I read, The Sandman, to five grade 1 classes.
The students loved it.
It should be no surprise that I loved the latest Ralph Fletcher book I picked up, a memoir called Walking Trees: Portraits of Teachers and Children in the Culture of Schools. I can't think of a nonfiction book like this - it has tension, suspense, and characters who change throughout a school year and others who don't. The book is a patchwork quilt of characters that creates a complex blanket of humanity from Fletcher's year as a writing coach or teacher trainer in New York Citys' school districts. His characters range from the bell banging Fern Resager who needs a voice transplant to Myrna Rabincoff who looks her students in the eye and listens when they speak. "She cares about children." p. 62. Eleanor Bosch reminds me of a Roald Dahl character (maybe aunt Spiker?) and the childrens' writing examples are inspirational. The book picks up the quirks and characters that cross paths with Fletcher as he weaves through school districts like a bee in search of pollen. Along the way, he finds teachers blooming, wilting, or almost dead (there's a jungle in one principal's office). Some teachers take to his new ideas, some resist them, but what is obvious is that he touches the lives of students and they in return, touch him. His observations are funny, precise, and poignant. He describes his day like a reporter:
At PS 414, the secretary in the Main Office gives me the guest book to sign and directs me down to the cafeteria to find Marlon Hauser, the principal. Entering the immense room, I am assaulted by a tremendous din made by hundreds of kids eating, laughing, goofing yelling. Decibel City. At the near end of the room, three stout, heavily made-up women in dark jackets (we dubbed them "Renta-Mommies" when I was in school), all toting bullhorns, keep unsmiling watch over the kids. From time to time, one of these women raises her bullhorn to bark something ineffectual at them:
"Brian Young, get off that table! Mildred, do you want to stay after school today? 4-322, I cannot believe the way you're behaving today... You ought to be ashamed of yourselves." p 34.
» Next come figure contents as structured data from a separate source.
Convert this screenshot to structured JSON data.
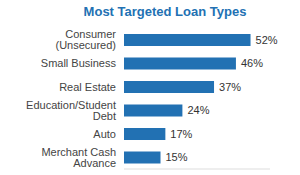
{
  "chart_data": {
    "type": "bar",
    "orientation": "horizontal",
    "title": "Most Targeted Loan Types",
    "categories": [
      "Consumer (Unsecured)",
      "Small Business",
      "Real Estate",
      "Education/Student Debt",
      "Auto",
      "Merchant Cash Advance"
    ],
    "values": [
      52,
      46,
      37,
      24,
      17,
      15
    ],
    "value_labels": [
      "52%",
      "46%",
      "37%",
      "24%",
      "17%",
      "15%"
    ],
    "data_labels": true,
    "color": "#2271b3",
    "xlim": [
      0,
      60
    ],
    "grid": false,
    "tick_labels": "y"
  }
}
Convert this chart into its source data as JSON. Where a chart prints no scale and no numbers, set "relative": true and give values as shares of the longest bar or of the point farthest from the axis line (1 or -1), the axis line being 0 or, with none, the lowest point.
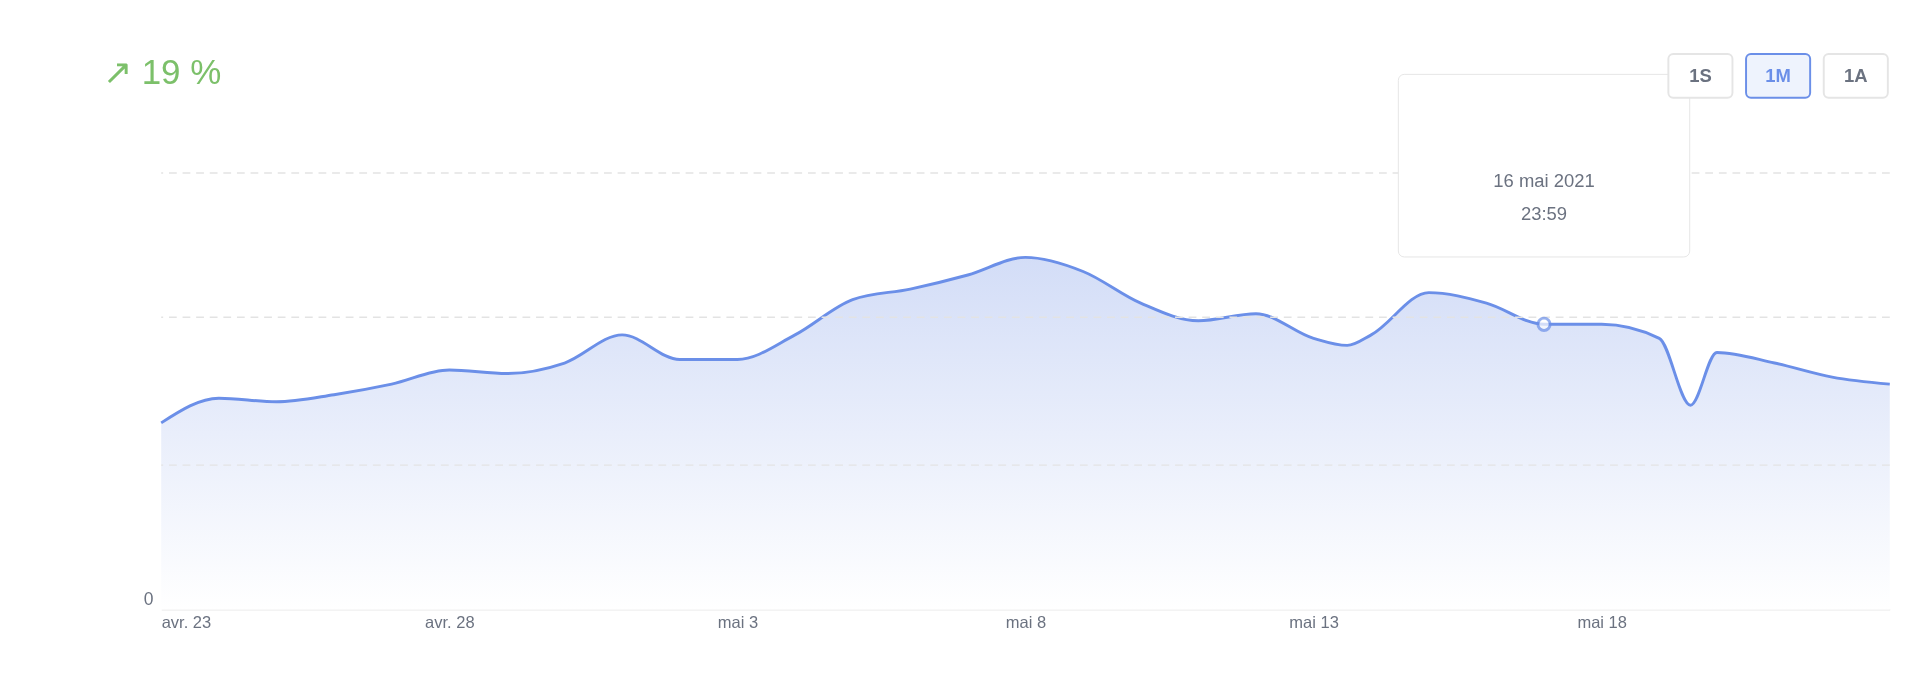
{
  "chart_data": {
    "type": "area",
    "title": "↗ 19 %",
    "relative": true,
    "x": [
      "2021-04-23",
      "2021-04-24",
      "2021-04-25",
      "2021-04-26",
      "2021-04-27",
      "2021-04-28",
      "2021-04-29",
      "2021-04-30",
      "2021-05-01",
      "2021-05-02",
      "2021-05-03",
      "2021-05-04",
      "2021-05-05",
      "2021-05-06",
      "2021-05-07",
      "2021-05-08",
      "2021-05-09",
      "2021-05-10",
      "2021-05-11",
      "2021-05-12",
      "2021-05-13",
      "2021-05-13T14:00",
      "2021-05-14",
      "2021-05-15",
      "2021-05-16",
      "2021-05-16T23:59",
      "2021-05-18",
      "2021-05-19",
      "2021-05-19T13:00",
      "2021-05-20",
      "2021-05-21",
      "2021-05-22",
      "2021-05-23"
    ],
    "series": [
      {
        "color": "#6b8fe8",
        "values": [
          0.53,
          0.6,
          0.59,
          0.61,
          0.64,
          0.68,
          0.67,
          0.7,
          0.78,
          0.71,
          0.71,
          0.78,
          0.88,
          0.91,
          0.95,
          1.0,
          0.96,
          0.87,
          0.82,
          0.84,
          0.77,
          0.75,
          0.78,
          0.9,
          0.87,
          0.81,
          0.81,
          0.77,
          0.58,
          0.73,
          0.7,
          0.66,
          0.64
        ]
      }
    ],
    "xlim": [
      "2021-04-23",
      "2021-05-23"
    ],
    "xticks": [
      {
        "value": "2021-04-23",
        "label": "avr. 23"
      },
      {
        "value": "2021-04-28",
        "label": "avr. 28"
      },
      {
        "value": "2021-05-03",
        "label": "mai 3"
      },
      {
        "value": "2021-05-08",
        "label": "mai 8"
      },
      {
        "value": "2021-05-13",
        "label": "mai 13"
      },
      {
        "value": "2021-05-18",
        "label": "mai 18"
      }
    ],
    "grid": false,
    "line_style": "solid",
    "marker": "none",
    "ref_lines": [
      {
        "axis": "y",
        "value": 0.41,
        "color": "#e3e3e3",
        "line_style": "dashed"
      },
      {
        "axis": "y",
        "value": 0.83,
        "color": "#e3e3e3",
        "line_style": "dashed"
      },
      {
        "axis": "y",
        "value": 1.24,
        "color": "#e3e3e3",
        "line_style": "dashed"
      }
    ],
    "annotations": [
      "0",
      "16 mai 2021\n23:59",
      "1S",
      "1M",
      "1A"
    ]
  }
}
While Fletcher doesn't give answers to the questions he raises, he shows what good teachers and principals do in their classrooms and schools. I like how he avoids being preachy or slipping into a doom and gloom tirade over the state of education. The message is not one of hopelessness but hope that there will be those who love what they do and "care about children." An entertaining and inspirational read.